As such, the Social Support Act insufficiently seems to provide equality of opportunity with regard to long-term care access, both between citizens within the same municipality, as (and perhaps especially) between different municipalities, due to the large policy discretion municipalities have in executing their responsibilities under the Social Support Act (5). Currently, the Dutch participation society sometimes requires Darwinian survival techniques. Therefore, it is recommended that local governments more proactively support the initiation and development of citizens’ initiatives (either by providing financial support, or by providing practical support), as well as more proactively deploy targeted support measures for informal caregivers, in order to structurally contribute to the creation of a true participation society.

Conflicts of interest: None declared.

References
1. Jongen W. The impact of the long-term care reform in the Netherlands: an accompanying analysis of an ‘ongoing’ reform [PhD dissertation]. Maastricht: Maastricht University; 2017.
2. Jongen W, Burazeri G, Brand H. The influence of the economic crisis on quality of care for older people: system readiness for innovation in Europe. CIEJ 2015;28:167-91.
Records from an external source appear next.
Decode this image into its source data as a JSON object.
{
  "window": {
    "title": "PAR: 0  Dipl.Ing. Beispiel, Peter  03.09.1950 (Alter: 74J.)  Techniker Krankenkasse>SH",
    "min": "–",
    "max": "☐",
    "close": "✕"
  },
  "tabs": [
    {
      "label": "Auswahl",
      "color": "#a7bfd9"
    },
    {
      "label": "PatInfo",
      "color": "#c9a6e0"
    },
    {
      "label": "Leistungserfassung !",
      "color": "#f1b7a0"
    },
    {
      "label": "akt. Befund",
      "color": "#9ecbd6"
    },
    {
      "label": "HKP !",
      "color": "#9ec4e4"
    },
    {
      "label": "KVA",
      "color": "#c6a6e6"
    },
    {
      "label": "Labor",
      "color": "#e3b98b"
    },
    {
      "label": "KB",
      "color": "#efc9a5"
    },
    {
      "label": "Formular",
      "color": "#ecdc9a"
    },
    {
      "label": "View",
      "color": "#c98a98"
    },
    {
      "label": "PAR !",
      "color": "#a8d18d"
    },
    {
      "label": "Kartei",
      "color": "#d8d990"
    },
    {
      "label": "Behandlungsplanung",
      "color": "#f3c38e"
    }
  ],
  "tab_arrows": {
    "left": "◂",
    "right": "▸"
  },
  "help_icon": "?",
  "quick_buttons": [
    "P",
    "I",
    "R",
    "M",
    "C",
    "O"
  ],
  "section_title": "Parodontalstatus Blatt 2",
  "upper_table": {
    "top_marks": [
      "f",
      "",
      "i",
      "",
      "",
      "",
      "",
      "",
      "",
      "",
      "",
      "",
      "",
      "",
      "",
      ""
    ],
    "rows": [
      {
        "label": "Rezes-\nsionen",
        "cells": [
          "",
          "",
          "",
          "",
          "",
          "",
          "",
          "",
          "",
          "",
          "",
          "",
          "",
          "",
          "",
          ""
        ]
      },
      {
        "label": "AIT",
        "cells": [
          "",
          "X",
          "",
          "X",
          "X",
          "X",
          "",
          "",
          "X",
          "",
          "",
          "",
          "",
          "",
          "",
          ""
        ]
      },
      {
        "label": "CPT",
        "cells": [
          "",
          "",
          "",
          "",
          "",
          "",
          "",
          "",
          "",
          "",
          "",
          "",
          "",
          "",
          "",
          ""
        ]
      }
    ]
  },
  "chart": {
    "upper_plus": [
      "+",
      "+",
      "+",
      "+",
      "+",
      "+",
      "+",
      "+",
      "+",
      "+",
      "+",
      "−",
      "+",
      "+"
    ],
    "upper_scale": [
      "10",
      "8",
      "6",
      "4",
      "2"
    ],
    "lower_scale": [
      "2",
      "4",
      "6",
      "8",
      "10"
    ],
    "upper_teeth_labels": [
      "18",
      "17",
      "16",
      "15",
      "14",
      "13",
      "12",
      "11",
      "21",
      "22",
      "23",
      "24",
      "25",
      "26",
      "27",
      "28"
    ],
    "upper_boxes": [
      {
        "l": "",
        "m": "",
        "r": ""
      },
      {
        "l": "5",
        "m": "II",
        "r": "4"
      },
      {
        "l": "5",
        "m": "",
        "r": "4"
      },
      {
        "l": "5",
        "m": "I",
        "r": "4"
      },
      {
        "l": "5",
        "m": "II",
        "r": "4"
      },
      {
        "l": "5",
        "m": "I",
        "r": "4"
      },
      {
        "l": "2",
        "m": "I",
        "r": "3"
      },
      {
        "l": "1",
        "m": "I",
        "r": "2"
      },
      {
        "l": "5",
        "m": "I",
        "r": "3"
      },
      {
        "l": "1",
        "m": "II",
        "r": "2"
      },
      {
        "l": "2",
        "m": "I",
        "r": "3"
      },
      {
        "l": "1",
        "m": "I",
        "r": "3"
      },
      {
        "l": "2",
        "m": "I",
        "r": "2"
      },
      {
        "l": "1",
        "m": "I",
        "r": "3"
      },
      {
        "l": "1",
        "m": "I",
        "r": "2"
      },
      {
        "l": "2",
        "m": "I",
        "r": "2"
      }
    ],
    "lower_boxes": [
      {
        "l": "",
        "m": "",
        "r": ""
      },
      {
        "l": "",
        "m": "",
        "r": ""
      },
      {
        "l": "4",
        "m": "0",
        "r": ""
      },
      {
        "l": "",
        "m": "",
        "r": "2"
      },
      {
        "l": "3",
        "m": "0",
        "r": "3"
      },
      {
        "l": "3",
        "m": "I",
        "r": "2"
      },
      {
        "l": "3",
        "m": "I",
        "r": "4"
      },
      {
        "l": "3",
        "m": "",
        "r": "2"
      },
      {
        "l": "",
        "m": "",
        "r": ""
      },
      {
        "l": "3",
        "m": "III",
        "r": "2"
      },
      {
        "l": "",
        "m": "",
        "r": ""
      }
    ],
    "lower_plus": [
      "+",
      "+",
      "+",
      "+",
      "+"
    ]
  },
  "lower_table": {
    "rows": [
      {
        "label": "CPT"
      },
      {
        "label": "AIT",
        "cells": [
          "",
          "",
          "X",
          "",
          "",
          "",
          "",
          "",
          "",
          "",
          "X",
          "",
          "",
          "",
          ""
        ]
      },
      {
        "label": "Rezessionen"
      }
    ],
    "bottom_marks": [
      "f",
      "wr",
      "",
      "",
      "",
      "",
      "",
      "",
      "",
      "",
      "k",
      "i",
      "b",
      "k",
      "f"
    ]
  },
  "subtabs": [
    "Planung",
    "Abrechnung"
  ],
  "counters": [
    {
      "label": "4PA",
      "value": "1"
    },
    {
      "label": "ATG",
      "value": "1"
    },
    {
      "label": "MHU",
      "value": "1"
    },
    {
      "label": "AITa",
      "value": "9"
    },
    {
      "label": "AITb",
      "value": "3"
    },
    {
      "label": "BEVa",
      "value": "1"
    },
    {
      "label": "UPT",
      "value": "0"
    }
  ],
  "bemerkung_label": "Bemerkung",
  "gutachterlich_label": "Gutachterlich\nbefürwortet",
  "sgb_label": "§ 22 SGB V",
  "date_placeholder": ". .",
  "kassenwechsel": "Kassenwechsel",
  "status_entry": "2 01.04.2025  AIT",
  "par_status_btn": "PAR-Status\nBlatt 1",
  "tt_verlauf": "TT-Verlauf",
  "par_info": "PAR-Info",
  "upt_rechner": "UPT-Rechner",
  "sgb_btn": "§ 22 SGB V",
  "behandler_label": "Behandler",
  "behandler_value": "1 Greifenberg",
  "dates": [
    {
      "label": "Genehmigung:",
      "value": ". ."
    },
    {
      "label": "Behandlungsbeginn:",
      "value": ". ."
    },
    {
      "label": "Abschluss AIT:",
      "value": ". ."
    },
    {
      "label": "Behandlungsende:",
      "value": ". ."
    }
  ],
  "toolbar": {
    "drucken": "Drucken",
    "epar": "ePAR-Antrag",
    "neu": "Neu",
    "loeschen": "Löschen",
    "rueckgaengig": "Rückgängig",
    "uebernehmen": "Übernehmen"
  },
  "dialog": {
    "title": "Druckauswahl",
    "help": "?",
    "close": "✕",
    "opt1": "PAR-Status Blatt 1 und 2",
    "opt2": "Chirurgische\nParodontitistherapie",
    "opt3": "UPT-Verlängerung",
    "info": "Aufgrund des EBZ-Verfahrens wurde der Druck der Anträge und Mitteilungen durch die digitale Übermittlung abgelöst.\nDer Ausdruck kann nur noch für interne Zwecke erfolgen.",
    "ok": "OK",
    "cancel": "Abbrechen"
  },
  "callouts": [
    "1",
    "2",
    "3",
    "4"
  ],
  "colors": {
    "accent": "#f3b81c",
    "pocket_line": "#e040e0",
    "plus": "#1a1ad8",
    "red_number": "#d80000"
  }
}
3. Jongen W, Commers MJ, Schols JMGA, Brand H. The Dutch Long-Term Care System in Transition: Implications for Municipalities. Gesundheitswesen 2016;78:e53-61.
4. Janssen D, Jongen W, Schröder-Bäck P. The impact of austerity-driven policy reforms on long-term care quality: evaluating the long-term care provision for older people in Belgium and the Netherlands using European quality benchmarks. J Aging Stud 2016;38:92-104. 
5. Jongen W, Schols JMGA, Schröder-Bäck P. The Dutch long-term care reform: moral conflicts in executing the Social Support Act 2015. South Eastern European Journal of Public Health (in press).
6. Halfens RJG, Meesterberends E, Neyens JCL, Rondas AALM, Rijcken S, Wolters S, et al. Landelijke Prevalentiemeting Zorgproblemen. Rapportage Resultaten 2015. Maastricht: Maastricht University; 2016.